By the time I got to Tronchetto that evening, the wig had been located, fitted and approved. Nobody was ill, everything was back on course. The tent started filling up with people; Stefano, Sue and David Pountney, the director, were taking bets as to whether one of the violinists in the orchestra would remove her sunglasses for the performance, having worn them throughout rehearsals; firemen with `Vigili del Fuoco' emblazoned in large letters across the back of their donkey jackets mingled cheerily with the crowd, most of them knocking back glasses of prasecco.

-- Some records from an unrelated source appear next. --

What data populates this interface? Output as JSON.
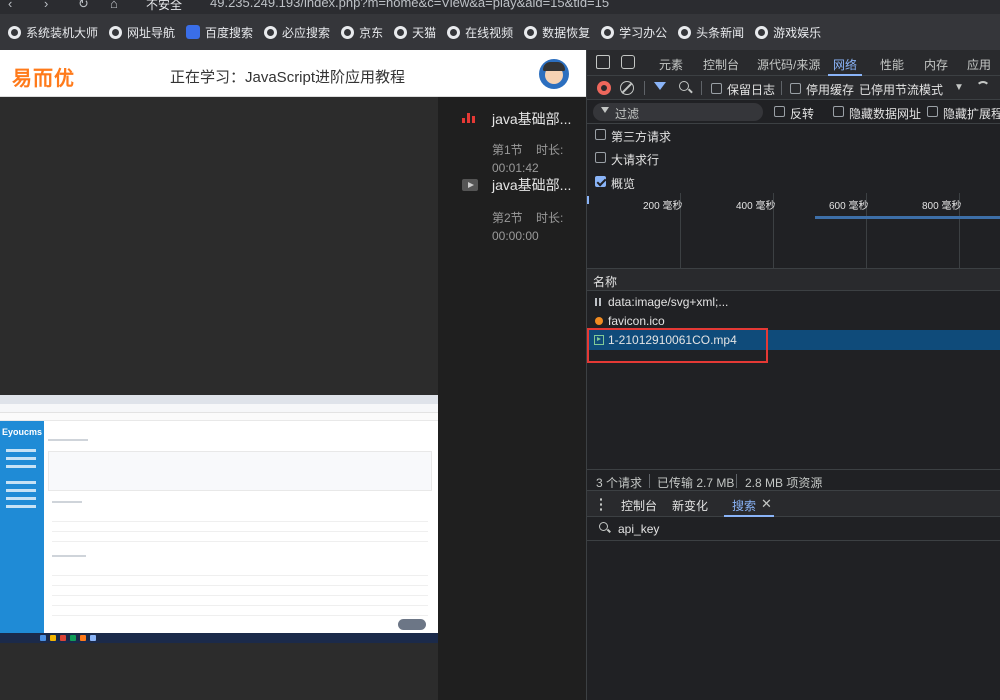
{
  "browser": {
    "secure_label": "不安全",
    "url": "49.235.249.193/index.php?m=home&c=View&a=play&aid=15&tid=15"
  },
  "bookmarks": [
    {
      "label": "系统装机大师",
      "icon": "globe-icon"
    },
    {
      "label": "网址导航",
      "icon": "globe-icon"
    },
    {
      "label": "百度搜索",
      "icon": "baidu-icon"
    },
    {
      "label": "必应搜索",
      "icon": "globe-icon"
    },
    {
      "label": "京东",
      "icon": "globe-icon"
    },
    {
      "label": "天猫",
      "icon": "globe-icon"
    },
    {
      "label": "在线视频",
      "icon": "globe-icon"
    },
    {
      "label": "数据恢复",
      "icon": "globe-icon"
    },
    {
      "label": "学习办公",
      "icon": "globe-icon"
    },
    {
      "label": "头条新闻",
      "icon": "globe-icon"
    },
    {
      "label": "游戏娱乐",
      "icon": "globe-icon"
    }
  ],
  "page": {
    "logo": "易而优",
    "course_title": "正在学习：JavaScript进阶应用教程",
    "shot_brand": "Eyoucms",
    "playlist": [
      {
        "name": "java基础部...",
        "section": "第1节",
        "duration_label": "时长:",
        "duration": "00:01:42",
        "playing": true
      },
      {
        "name": "java基础部...",
        "section": "第2节",
        "duration_label": "时长:",
        "duration": "00:00:00",
        "playing": false
      }
    ]
  },
  "devtools": {
    "tabs": [
      "元素",
      "控制台",
      "源代码/来源",
      "网络",
      "性能",
      "内存",
      "应用"
    ],
    "active_tab": "网络",
    "toolbar": {
      "preserve_log": "保留日志",
      "disable_cache": "停用缓存",
      "throttling": "已停用节流模式"
    },
    "filter": {
      "placeholder": "过滤",
      "invert": "反转",
      "hide_data_urls": "隐藏数据网址",
      "hide_extension_urls": "隐藏扩展程序网址",
      "third_party": "第三方请求",
      "big_rows": "大请求行",
      "overview": "概览",
      "overview_checked": true
    },
    "timeline_ticks": [
      "200 毫秒",
      "400 毫秒",
      "600 毫秒",
      "800 毫秒"
    ],
    "table_header": "名称",
    "requests": [
      {
        "name": "data:image/svg+xml;...",
        "type": "data",
        "selected": false
      },
      {
        "name": "favicon.ico",
        "type": "favicon",
        "selected": false
      },
      {
        "name": "1-21012910061CO.mp4",
        "type": "media",
        "selected": true
      }
    ],
    "status": {
      "requests": "3 个请求",
      "transferred": "已传输 2.7 MB",
      "resources": "2.8 MB 项资源"
    },
    "drawer": {
      "tabs": [
        "控制台",
        "新变化",
        "搜索"
      ],
      "active": "搜索",
      "search_value": "api_key"
    }
  }
}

The auditorium is impressively spacious, although the sightlines aren't very good unless you're towards the back, on banked tiers of seating. In the stalls, the seats are on the same level as the orchestra, making it difficult to get a clear view of the stage. The performance was due to start at eight o'clock but by ten past there was still no sign of anything happening. A few rows away from me I could see David Pountney, always calm in a crisis, conferring with a harassed-looking official. After a few more minutes there was an amplified announcement: the management apologised but, owing to a slight technical problem, there would be a delay of a further ten minutes.

A number of the orchestral players promptly picked up their instruments and disappeared. Audience members did one of two things; some stood up and segued smoothly back into cocktail-party mode, gossiping and laughing away quite happily; the majority whipped their mobile phones out of their pockets and rang their friends with an update.

Eventually, over half-an-hour late, the performance got underway. Ironically, in a city built on water, in an opera which culminates in the heroine drowning herself, someone, somewhere (everybody blamed somebody else) had forgotten to turn on the tap to fill the large pool which took up much of the fore-stage, around which the action revolved and without which most of the scenic and lighting effects would have gone for nothing.

And what of the real theatre, back in the heart of Venice, burnt to a charred skeleton in January 1996? After seven years of conspiracy theories, legal wrangling and contractual bickering, is there any likelihood of it living up to its name and struggling out of the ashes by December this year when it's scheduled to reopen? Nobody can say for certain. But Stefano, the head of the costume workshop, has a brother who runs a fleet of water taxis, and his best friend is a chef who is in charge of the catering for the party that will be thrown to celebrate that opening. And he says that the menu has already been decided. Which seems like a pretty hopeful sign to me.

Oh, and Katya turned out to be a big success. The public loved it, the critics mostly concurred and I would recommend keeping an eye on conductor Lothar Koenigs, under whose direction that orchestra of laid-back, sunglasses-wearing Venetians played Janacek as if the music were in their bones.